Käthe Anna Erna Willbrandt * 1911

Stormarner Straße 42 (Wandsbek, Wandsbek)


HIER WOHNTE
KÄTHE ANNA ERNA
WILLBRANDT
JG. 1911
EINGEWIESEN 8.5.1920
ALSTERDORFER ANSTALTEN
"VERLEGT" 16.8.1943
HEIL- UND PFLEGEANSTALT
AM STEINHOF WIEN
ERMORDET 16.9.1944

Käthe Anna Erna Willbrandt, geb. am 17.6.1911 in Wandsbek, aufgenommen in den Alsterdorfer Anstalten (heute Evangelische Stiftung Alsterdorf) am 8.5.1920, deportiert in die "Wagner von Jauregg-Heil- und Pflegeanstalt der Stadt Wien" in Wien am 16.8.1943, verstorben am 16.9.1944

Stormarner Straße 42 (Wandsbek)

Käthe Willbrandt kam am 17. Juni 1911 in der damals preußischen Stadt Wandsbek zur Welt und wurde am 3. Dezember in der Wandsbeker Christuskirche getauft.
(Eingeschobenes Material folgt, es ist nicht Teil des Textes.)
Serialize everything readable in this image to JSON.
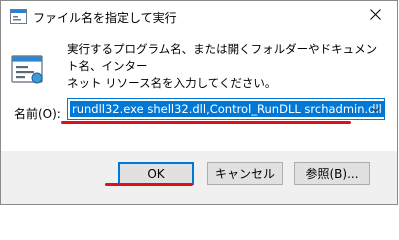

Die Eltern, der Arbeiter Henri Johann Karl Willbrandt, geboren am 22. August 1887 in Marlow im damaligen Herzogtum Mecklenburg-Schwerin und seine Ehefrau Maria Emma Sophie, geb. Mahncke, geboren am 4. Januar 1885 in Wandsbek, hatten am 18. April 1911 in Wandsbek geheiratet. Die Familie wohnte über viele Jahre in der Stormarner Straße 42 in Wandsbek.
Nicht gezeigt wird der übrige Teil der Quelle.